Dirty Technologies Can't Clean Up the Mess
In the face of the climate crisis, incinerator and landfill
industries are trying to shed their dirty reputations and increase
their profits by “greenwashing” waste disposal - falsely painting it as a source of renewable
energy.
Using names like waste-to-energy, gasification, plasma, and methane capture, waste disposal companies have gained access to billions of dollars in public money meant for renewable energy projects. This encourages the construction and expansion of expensive, pollution-ridden, and climate-changing waste projects and obstructs community-based efforts to reduce waste and stop global warming.
The truth is that incinerators emit more greenhouse gases per
unit of electricity generated than coal-fired power plants. And landfills are the largest source
of methane - a global warming gas 25 times more potent than
carbon dioxide. Even worse, incinerators and landfills feed on materials
that we should be recycling or composting - like paper, food waste,
plastic, and aluminum. In fact, their entire
existence depends on wasting materials that can be recycled, reused, or otherwise reduced in the first place.

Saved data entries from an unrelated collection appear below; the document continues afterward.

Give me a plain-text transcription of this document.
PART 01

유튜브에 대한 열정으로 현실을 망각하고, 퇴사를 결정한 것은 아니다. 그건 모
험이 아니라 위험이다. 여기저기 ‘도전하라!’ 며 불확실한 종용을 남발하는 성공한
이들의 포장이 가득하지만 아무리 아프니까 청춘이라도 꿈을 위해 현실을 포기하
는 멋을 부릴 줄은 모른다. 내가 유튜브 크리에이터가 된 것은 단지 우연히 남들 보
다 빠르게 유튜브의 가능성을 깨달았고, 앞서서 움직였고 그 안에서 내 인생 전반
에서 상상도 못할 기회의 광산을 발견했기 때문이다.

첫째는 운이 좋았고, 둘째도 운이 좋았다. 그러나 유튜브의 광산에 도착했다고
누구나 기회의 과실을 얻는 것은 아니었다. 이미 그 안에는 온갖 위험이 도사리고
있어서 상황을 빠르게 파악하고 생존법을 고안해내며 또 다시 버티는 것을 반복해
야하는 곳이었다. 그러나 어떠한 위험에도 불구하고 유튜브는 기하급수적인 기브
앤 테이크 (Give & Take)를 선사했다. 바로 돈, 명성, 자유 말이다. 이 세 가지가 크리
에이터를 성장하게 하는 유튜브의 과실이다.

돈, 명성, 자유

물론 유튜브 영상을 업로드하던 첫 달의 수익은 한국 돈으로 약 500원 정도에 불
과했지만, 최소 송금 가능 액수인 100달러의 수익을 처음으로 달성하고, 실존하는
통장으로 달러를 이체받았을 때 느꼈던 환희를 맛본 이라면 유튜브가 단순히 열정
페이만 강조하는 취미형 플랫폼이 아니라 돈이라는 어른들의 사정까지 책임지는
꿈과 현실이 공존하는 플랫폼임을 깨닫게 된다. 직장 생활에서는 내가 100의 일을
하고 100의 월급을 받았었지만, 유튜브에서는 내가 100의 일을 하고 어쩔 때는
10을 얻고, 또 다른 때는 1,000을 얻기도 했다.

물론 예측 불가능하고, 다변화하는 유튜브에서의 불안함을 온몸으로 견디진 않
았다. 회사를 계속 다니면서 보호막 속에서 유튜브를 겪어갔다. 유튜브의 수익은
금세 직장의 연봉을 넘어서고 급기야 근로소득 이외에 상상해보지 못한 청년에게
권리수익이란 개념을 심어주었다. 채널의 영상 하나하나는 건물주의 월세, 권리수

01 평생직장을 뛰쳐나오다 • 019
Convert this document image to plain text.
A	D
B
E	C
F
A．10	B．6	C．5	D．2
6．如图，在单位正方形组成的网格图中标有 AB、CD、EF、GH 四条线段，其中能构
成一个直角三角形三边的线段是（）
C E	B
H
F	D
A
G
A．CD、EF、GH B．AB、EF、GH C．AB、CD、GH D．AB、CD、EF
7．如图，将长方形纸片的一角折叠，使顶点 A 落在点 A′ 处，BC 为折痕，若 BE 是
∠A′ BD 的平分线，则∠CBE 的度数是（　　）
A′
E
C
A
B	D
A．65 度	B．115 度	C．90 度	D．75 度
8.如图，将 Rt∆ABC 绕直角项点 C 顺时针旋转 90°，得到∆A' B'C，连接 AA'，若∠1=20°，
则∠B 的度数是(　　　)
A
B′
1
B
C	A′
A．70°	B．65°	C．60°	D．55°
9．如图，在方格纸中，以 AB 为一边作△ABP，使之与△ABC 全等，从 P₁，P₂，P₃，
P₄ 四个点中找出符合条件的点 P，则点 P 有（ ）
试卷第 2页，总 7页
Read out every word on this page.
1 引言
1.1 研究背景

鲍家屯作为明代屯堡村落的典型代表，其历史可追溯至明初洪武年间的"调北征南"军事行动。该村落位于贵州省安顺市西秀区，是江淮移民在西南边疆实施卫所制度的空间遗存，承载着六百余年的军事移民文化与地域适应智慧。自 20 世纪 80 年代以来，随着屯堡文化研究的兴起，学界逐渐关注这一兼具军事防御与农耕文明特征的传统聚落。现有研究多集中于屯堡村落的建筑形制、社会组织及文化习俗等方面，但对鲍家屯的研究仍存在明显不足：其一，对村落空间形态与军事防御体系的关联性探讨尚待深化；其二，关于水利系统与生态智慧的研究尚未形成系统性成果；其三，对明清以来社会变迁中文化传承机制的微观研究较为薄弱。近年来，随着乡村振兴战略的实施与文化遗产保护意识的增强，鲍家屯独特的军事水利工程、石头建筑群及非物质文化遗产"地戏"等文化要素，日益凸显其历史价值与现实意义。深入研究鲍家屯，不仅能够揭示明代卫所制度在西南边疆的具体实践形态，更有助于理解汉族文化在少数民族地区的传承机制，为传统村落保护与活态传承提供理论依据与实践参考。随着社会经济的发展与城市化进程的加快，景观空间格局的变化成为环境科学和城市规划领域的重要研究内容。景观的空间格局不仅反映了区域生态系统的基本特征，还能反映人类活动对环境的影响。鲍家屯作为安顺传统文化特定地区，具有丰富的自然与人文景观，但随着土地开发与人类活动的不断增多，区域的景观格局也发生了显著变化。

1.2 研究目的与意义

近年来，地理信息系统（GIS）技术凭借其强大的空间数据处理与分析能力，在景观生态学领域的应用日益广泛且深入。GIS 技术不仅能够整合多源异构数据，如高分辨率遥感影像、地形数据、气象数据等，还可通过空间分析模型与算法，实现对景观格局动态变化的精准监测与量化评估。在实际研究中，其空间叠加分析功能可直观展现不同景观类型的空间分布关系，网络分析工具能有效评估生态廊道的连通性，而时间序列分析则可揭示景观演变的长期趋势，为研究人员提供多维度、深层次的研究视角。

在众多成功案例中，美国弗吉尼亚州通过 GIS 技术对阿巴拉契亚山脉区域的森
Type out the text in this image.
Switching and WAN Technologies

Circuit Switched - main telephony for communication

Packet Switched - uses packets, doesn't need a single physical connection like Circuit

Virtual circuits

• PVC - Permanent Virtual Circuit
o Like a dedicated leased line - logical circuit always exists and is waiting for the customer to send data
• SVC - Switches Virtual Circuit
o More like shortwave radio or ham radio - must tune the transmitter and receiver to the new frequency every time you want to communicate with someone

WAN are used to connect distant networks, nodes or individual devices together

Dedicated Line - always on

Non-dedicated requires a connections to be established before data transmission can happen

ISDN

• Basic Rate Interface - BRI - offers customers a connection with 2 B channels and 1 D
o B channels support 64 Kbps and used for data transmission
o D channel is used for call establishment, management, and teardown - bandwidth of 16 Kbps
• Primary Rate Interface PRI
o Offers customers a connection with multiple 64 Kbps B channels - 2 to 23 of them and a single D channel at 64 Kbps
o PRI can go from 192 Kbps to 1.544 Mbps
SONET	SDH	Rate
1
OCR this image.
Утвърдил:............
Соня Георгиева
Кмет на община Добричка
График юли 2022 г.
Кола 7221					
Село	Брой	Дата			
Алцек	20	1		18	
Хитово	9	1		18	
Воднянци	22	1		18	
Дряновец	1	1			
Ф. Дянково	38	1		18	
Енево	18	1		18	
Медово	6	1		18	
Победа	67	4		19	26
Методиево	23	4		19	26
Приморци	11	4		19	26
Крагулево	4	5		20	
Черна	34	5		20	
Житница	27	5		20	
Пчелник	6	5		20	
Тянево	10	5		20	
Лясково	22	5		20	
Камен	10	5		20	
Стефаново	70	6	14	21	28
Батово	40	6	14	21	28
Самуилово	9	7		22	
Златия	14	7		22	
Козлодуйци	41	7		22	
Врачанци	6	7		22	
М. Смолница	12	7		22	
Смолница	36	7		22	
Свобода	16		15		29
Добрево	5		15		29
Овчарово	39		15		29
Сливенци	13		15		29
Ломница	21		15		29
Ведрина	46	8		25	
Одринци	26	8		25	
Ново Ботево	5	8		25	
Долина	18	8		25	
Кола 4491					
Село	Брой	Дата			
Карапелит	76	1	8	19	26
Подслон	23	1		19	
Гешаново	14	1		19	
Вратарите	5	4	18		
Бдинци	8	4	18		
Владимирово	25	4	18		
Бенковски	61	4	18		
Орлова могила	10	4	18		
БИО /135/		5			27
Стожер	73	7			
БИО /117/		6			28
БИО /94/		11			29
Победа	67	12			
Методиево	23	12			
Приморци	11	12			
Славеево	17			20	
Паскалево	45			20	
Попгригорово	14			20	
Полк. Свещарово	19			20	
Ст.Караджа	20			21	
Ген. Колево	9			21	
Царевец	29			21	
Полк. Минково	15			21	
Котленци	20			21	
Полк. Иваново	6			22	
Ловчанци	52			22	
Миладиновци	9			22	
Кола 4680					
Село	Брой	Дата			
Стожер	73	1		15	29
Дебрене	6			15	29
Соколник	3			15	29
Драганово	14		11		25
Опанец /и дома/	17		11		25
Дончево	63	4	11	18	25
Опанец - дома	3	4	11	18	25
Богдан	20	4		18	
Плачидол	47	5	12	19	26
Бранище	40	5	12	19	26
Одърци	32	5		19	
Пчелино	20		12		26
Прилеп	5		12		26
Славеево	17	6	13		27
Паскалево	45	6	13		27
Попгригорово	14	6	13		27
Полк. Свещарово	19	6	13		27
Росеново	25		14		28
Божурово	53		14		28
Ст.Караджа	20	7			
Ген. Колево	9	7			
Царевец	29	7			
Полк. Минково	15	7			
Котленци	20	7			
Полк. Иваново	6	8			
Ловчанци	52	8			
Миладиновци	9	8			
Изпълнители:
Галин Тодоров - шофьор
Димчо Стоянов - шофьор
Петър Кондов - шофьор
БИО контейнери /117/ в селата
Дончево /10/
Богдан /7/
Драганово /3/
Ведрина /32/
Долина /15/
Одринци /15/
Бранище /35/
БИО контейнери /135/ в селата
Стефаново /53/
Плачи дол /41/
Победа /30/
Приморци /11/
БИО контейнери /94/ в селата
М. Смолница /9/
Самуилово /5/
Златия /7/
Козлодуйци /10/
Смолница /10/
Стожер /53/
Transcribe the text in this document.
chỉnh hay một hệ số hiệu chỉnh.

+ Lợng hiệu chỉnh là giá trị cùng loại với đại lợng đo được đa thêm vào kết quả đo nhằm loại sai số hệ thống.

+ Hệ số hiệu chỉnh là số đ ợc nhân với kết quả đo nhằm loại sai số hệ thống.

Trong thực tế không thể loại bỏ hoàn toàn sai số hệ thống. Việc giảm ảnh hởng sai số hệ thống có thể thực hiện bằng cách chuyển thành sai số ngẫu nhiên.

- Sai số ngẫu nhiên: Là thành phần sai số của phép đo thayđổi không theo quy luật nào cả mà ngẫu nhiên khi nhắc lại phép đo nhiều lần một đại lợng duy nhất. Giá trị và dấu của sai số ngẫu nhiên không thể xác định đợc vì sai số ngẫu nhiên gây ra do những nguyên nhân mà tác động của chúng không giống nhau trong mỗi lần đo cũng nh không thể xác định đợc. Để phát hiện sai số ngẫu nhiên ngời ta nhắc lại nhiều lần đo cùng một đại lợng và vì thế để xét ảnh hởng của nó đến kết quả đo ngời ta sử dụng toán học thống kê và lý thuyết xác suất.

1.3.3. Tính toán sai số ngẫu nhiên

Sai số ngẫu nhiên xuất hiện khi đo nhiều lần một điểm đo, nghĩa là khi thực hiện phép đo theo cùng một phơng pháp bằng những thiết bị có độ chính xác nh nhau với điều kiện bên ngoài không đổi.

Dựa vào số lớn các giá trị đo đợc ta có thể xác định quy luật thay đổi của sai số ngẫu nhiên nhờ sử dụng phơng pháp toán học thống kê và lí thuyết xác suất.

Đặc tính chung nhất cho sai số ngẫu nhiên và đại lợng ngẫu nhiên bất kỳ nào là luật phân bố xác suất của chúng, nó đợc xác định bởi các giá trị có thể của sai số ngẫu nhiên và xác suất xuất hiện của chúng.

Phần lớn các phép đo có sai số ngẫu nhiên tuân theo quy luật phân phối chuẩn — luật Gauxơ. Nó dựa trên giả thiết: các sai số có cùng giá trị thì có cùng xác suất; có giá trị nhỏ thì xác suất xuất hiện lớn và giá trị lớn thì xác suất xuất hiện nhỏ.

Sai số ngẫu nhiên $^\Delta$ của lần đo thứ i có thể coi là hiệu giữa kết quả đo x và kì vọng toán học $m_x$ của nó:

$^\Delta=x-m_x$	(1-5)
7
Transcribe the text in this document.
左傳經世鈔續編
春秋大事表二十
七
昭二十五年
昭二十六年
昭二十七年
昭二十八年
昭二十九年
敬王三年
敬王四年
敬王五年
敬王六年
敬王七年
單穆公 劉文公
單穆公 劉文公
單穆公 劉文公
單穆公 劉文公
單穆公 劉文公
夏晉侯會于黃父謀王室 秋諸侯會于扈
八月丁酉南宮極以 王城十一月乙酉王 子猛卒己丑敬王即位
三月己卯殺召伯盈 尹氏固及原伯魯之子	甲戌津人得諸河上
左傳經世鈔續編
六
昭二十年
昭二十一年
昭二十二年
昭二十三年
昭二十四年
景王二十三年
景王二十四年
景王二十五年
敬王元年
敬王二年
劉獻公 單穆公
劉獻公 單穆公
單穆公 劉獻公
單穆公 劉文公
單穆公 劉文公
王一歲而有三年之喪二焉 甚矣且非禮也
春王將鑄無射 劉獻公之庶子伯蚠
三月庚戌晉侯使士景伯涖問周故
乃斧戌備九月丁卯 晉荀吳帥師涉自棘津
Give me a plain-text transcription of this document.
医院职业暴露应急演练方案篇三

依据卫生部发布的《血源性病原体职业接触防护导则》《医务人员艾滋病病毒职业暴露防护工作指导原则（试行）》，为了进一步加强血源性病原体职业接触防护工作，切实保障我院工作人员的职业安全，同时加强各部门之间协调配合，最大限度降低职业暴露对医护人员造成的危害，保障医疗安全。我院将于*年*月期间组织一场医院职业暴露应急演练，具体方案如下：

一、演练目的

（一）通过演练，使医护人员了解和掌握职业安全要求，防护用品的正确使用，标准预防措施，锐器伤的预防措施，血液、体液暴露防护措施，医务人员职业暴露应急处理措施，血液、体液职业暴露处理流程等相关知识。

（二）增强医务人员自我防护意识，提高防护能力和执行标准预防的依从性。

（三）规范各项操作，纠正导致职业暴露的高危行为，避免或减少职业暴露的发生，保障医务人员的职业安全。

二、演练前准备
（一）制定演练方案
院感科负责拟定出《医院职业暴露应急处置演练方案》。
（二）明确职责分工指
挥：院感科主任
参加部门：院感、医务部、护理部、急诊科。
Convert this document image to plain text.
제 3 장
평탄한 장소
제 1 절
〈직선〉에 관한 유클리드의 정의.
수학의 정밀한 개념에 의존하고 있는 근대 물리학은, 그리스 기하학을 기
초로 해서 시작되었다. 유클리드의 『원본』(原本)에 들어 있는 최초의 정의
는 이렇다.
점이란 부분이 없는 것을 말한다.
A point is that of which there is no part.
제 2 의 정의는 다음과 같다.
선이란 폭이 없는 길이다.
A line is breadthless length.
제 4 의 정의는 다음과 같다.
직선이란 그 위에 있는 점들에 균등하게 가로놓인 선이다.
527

Unfortunately, instead of funding waste reduction, composting, and recycling programs, many public bodies are now subsidizing incinerators and mega-landfills. For example, the Clean Development Mechanism of the Kyoto Protocol – the world’s primary funding mechanism for climate-friendly projects – is heavily invested in landfills and incinerators.
We can and must do better. With limited resources to fix
the climate problem, no public money should be wasted on climate cons like incinerators and landfills.